Facilitate: Complex sales require a variety of people from your organization and the buyer's company to communicate, document, exchange information and stay on task. Often this is facilitated through meetings, but more often through transactional exchanges. A great salesperson keeps an eye on the details as if he or she were a Project Manager, ensuring progress on all the critical details.

Create: Big sales are rarely large volume purchases of off-the-shelf products or solutions, which are usually subject to a competitive bidding process based on a minimum standard and price. The most rewarding logistics deals typically have unique challenges, such as customized packaging, a tight time frame or an out-of-the-way destination. Great salespeople have the creativity to design a solution that meets the needs of both their own company and the buyer in a way that is sustainable over the term of the contract.

Move on: Superstars are persistent, but they can move on when they realize a deal is just not achievable.
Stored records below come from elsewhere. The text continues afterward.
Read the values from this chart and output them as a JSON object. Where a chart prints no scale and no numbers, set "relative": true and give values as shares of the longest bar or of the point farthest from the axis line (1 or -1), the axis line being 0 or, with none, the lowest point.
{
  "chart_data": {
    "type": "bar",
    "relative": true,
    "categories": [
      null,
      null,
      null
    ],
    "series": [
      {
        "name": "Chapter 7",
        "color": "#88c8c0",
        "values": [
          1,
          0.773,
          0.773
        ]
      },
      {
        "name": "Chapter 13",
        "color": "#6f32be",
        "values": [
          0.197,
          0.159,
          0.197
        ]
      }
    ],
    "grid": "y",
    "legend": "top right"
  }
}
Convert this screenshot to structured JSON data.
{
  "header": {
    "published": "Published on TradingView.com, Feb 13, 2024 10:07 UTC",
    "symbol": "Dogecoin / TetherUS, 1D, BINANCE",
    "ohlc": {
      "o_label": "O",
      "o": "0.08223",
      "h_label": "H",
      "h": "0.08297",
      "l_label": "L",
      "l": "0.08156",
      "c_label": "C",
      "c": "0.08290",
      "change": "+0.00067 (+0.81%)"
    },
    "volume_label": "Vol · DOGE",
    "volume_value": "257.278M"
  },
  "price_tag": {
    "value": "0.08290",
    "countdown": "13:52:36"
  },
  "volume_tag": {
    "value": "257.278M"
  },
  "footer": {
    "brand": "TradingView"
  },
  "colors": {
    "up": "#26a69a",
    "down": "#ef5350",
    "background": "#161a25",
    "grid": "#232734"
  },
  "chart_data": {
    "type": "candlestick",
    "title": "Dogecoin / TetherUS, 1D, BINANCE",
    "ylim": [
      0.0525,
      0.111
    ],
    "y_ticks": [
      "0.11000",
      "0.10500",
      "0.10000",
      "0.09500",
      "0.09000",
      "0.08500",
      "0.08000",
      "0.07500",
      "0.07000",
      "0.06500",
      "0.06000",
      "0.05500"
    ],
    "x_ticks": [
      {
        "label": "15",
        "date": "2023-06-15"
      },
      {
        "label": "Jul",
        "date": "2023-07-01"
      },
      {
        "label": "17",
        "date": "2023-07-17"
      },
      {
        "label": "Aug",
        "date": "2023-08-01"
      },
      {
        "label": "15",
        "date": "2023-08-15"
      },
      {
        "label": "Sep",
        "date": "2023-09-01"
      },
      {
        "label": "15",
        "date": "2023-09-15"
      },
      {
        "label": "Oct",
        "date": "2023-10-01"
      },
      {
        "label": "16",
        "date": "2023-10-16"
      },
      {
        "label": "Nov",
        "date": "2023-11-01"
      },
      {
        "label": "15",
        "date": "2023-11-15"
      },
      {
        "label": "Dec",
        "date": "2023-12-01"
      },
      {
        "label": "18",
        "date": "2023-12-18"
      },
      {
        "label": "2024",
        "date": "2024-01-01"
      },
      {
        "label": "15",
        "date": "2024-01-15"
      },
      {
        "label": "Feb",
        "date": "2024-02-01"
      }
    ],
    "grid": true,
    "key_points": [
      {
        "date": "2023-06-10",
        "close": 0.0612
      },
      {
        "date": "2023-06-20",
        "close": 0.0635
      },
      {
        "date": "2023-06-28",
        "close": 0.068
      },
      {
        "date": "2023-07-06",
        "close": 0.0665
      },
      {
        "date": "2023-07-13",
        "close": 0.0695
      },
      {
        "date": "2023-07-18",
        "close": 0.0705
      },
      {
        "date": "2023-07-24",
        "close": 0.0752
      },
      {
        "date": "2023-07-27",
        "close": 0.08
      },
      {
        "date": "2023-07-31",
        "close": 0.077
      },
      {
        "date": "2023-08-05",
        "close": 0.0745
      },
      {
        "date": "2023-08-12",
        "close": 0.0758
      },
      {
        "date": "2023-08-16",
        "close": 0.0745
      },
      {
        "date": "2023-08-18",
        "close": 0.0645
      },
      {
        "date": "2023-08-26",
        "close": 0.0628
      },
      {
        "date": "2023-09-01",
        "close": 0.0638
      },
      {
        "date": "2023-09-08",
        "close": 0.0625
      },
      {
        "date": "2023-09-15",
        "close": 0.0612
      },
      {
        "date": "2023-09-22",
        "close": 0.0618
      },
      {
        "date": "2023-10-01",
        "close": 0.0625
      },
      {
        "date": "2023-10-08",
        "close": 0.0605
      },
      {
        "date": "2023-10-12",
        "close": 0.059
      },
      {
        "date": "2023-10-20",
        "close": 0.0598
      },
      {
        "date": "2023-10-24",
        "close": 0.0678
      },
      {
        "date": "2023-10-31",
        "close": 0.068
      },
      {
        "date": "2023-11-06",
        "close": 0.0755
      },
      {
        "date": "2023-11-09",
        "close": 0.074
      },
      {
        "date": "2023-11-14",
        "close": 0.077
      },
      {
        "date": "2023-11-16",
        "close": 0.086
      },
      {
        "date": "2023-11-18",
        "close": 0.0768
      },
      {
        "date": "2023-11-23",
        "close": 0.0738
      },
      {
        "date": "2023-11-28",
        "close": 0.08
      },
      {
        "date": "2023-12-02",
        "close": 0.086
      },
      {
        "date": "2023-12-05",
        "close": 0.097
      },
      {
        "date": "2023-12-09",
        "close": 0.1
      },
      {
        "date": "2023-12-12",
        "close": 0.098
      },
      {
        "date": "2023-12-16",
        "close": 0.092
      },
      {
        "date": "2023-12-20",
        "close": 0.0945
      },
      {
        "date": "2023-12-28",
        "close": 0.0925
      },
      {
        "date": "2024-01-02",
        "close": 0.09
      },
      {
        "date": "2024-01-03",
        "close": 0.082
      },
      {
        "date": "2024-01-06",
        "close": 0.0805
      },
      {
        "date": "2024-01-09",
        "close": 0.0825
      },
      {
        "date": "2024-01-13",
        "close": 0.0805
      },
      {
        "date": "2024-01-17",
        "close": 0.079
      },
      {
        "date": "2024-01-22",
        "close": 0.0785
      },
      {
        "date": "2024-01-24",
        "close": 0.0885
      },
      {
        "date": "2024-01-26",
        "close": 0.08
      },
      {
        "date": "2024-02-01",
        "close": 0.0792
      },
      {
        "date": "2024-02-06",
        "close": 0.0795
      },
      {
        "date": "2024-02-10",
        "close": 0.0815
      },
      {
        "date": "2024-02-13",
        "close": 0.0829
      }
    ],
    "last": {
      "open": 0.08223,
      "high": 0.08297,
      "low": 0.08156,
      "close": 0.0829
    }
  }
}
Much has been made of the quality of tenacity. It is a great quality to have, but not at the expense of efficiency. A clear ability to determine when it is time to move past a prospect that cannot or will not change from their current provider or approach is sometimes necessary for sales people to achieve all of the goals for the year.

Our philosophy is that sales superstars who possess these characteristics are extremely valuable both to us and to our customers. And they deserved to be compensated for the value they bring.